What Changed from the Originals

vs SH3LL v2.3 (scraper.user.js)

Issue Fix
position: absolute — panel scrolls off screen position: fixed
paddingX — invalid CSS property padding: 5px 11px
setInterval + setTimeout inside MutationObserver — N competing intervals Single requestAnimationFrame loop
MutationObserver never disconnected Removed entirely
No scroll-end detection scrollHeight stabilization over 3 checks
No progress feedback Live counter + end detection status
No error handling on scrape inject HTTP status check, onerror, red button feedback
Global scope pollution Everything inside IIFE
No SPA navigation handling pushState / replaceState patched, session teardown on nav
No duplicate guard Panel ID check before inject

vs floriandiud main.min.js

Issue Fix
__awaiter × 2 + __rest polyfills Deleted — native async/await
Full bundled idb library (~200 lines) 80-line minimal native IDB wrapper
XHR patch unstackable, never restored _patchActive guard + removePatches()
No fetch() intercept window.fetch patched with response clone
readystatechange listeners accumulate Named handler, removed after readyState === 4
sourceGlobal mutable global — race condition Eliminated, source passed per-call
locationNameCache plain object, unbounded BoundedCache(200) with FIFO eviction
profileUsernamesCache plain object, unbounded BoundedCache(1000)
randomString(10) crypto.randomUUID()
Blob URL never revoked on export URL.revokeObjectURL after a.click()
renderLogs() full DOM teardown per entry Incremental DOM — one <li> per add()
innerHTML with user label data textContent everywhere — XSS eliminated
Duplicate persist + log pattern × 3 Single _persist(accounts, source)
IDB failure swallowed silently init() returns { degraded }, on-screen warning
Module-level mutable globals Single App instance owns all state
No boot guard window.__igScraperLoaded flag

Integration with run_tracker.py

The CSV output from this userscript feeds directly into run_tracker.py for diff analysis between scrape sessions.

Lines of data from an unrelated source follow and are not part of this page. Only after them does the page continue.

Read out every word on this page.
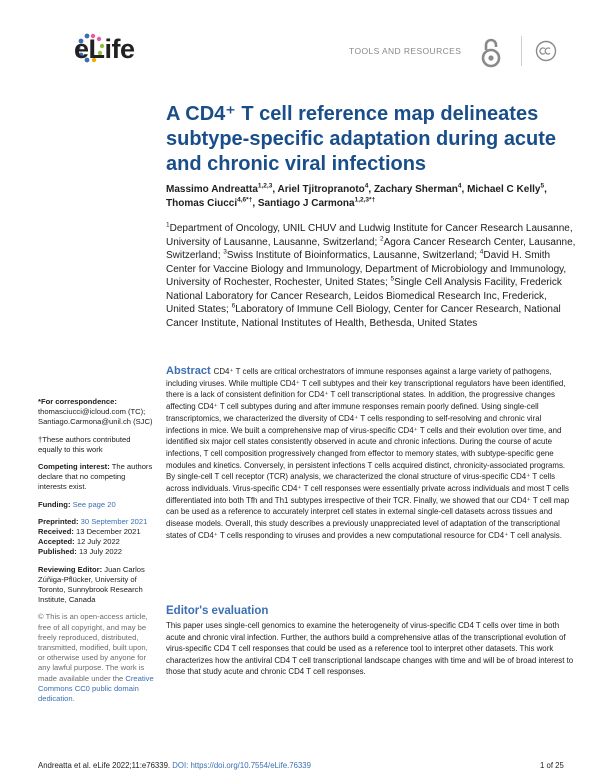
eLife	TOOLS AND RESOURCES
A CD4⁺ T cell reference map delineates subtype-specific adaptation during acute and chronic viral infections
Massimo Andreatta$^{1,2,3}$, Ariel Tjitropranoto$^4$, Zachary Sherman$^4$, Michael C Kelly$^5$, Thomas Ciucci$^{4,6*\dagger}$, Santiago J Carmona$^{1,2,3*\dagger}$
$^1$Department of Oncology, UNIL CHUV and Ludwig Institute for Cancer Research Lausanne, University of Lausanne, Lausanne, Switzerland; $^2$Agora Cancer Research Center, Lausanne, Switzerland; $^3$Swiss Institute of Bioinformatics, Lausanne, Switzerland; $^4$David H. Smith Center for Vaccine Biology and Immunology, Department of Microbiology and Immunology, University of Rochester, Rochester, United States; $^5$Single Cell Analysis Facility, Frederick National Laboratory for Cancer Research, Leidos Biomedical Research Inc, Frederick, United States; $^6$Laboratory of Immune Cell Biology, Center for Cancer Research, National Cancer Institute, National Institutes of Health, Bethesda, United States
Abstract CD4⁺ T cells are critical orchestrators of immune responses against a large variety of pathogens, including viruses. While multiple CD4⁺ T cell subtypes and their key transcriptional regulators have been identified, there is a lack of consistent definition for CD4⁺ T cell transcriptional states. In addition, the progressive changes affecting CD4⁺ T cell subtypes during and after immune responses remain poorly defined. Using single-cell transcriptomics, we characterized the diversity of CD4⁺ T cells responding to self-resolving and chronic viral infections in mice. We built a comprehensive map of virus-specific CD4⁺ T cells and their evolution over time, and identified six major cell states consistently observed in acute and chronic infections. During the course of acute infections, T cell composition progressively changed from effector to memory states, with subtype-specific gene modules and kinetics. Conversely, in persistent infections T cells acquired distinct, chronicity-associated programs. By single-cell T cell receptor (TCR) analysis, we characterized the clonal structure of virus-specific CD4⁺ T cells across individuals. Virus-specific CD4⁺ T cell responses were essentially private across individuals and most T cells differentiated into both Tfh and Th1 subtypes irrespective of their TCR. Finally, we showed that our CD4⁺ T cell map can be used as a reference to accurately interpret cell states in external single-cell datasets across tissues and disease models. Overall, this study describes a previously unappreciated level of adaptation of the transcriptional states of CD4⁺ T cells responding to viruses and provides a new computational resource for CD4⁺ T cell analysis.
*For correspondence:
thomasciucci@icloud.com (TC); Santiago.Carmona@unil.ch (SJC)
†These authors contributed equally to this work
Competing interest: The authors declare that no competing interests exist.
Funding: See page 20
Preprinted: 30 September 2021
Received: 13 December 2021
Accepted: 12 July 2022
Published: 13 July 2022
Reviewing Editor: Juan Carlos Zúñiga-Pflücker, University of Toronto, Sunnybrook Research Institute, Canada
© This is an open-access article, free of all copyright, and may be freely reproduced, distributed, transmitted, modified, built upon, or otherwise used by anyone for any lawful purpose. The work is made available under the Creative Commons CC0 public domain dedication.
Editor's evaluation
This paper uses single-cell genomics to examine the heterogeneity of virus-specific CD4 T cells over time in both acute and chronic viral infection. Further, the authors build a comprehensive atlas of the transcriptional evolution of virus-specific CD4 T cell responses that could be used as a reference tool to interpret other datasets. This work characterizes how the antiviral CD4 T cell transcriptional landscape changes with time and will be of broad interest to those that study acute and chronic CD4 T cell responses.
Andreatta et al. eLife 2022;11:e76339. DOI: https://doi.org/10.7554/eLife.76339	1 of 25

# After downloading followers.csv and following.csv:
uv run python run_tracker.py

# With options:
uv run python run_tracker.py --followers followers.csv --following following.csv --debug
uv run python run_tracker.py --no-pdf   # skip PDF, dry run

See the main README for the full pipeline documentation.


Known Limitations

  • Instagram must be open in a real logged-in browser session — headless scraping is not supported and risks account action
  • CDN profile picture URLs in the CSV expire after a period — run download_pics.py shortly after export
  • IndexedDB is unavailable in some private browsing modes — the engine falls back to an in-memory Map with an on-screen warning (data lost on navigation)
  • Instagram's obfuscated atomic CSS class names (e.g. x1rife3k) may rotate on deploys — the scroll selector chain tries semantic selectors first and falls back gracefully

Changelog

See CHANGELOG.md for full version history.


License

MIT — see LICENSE

Original works by SH3LL and floriandiud are credited above and remain under their respective licenses.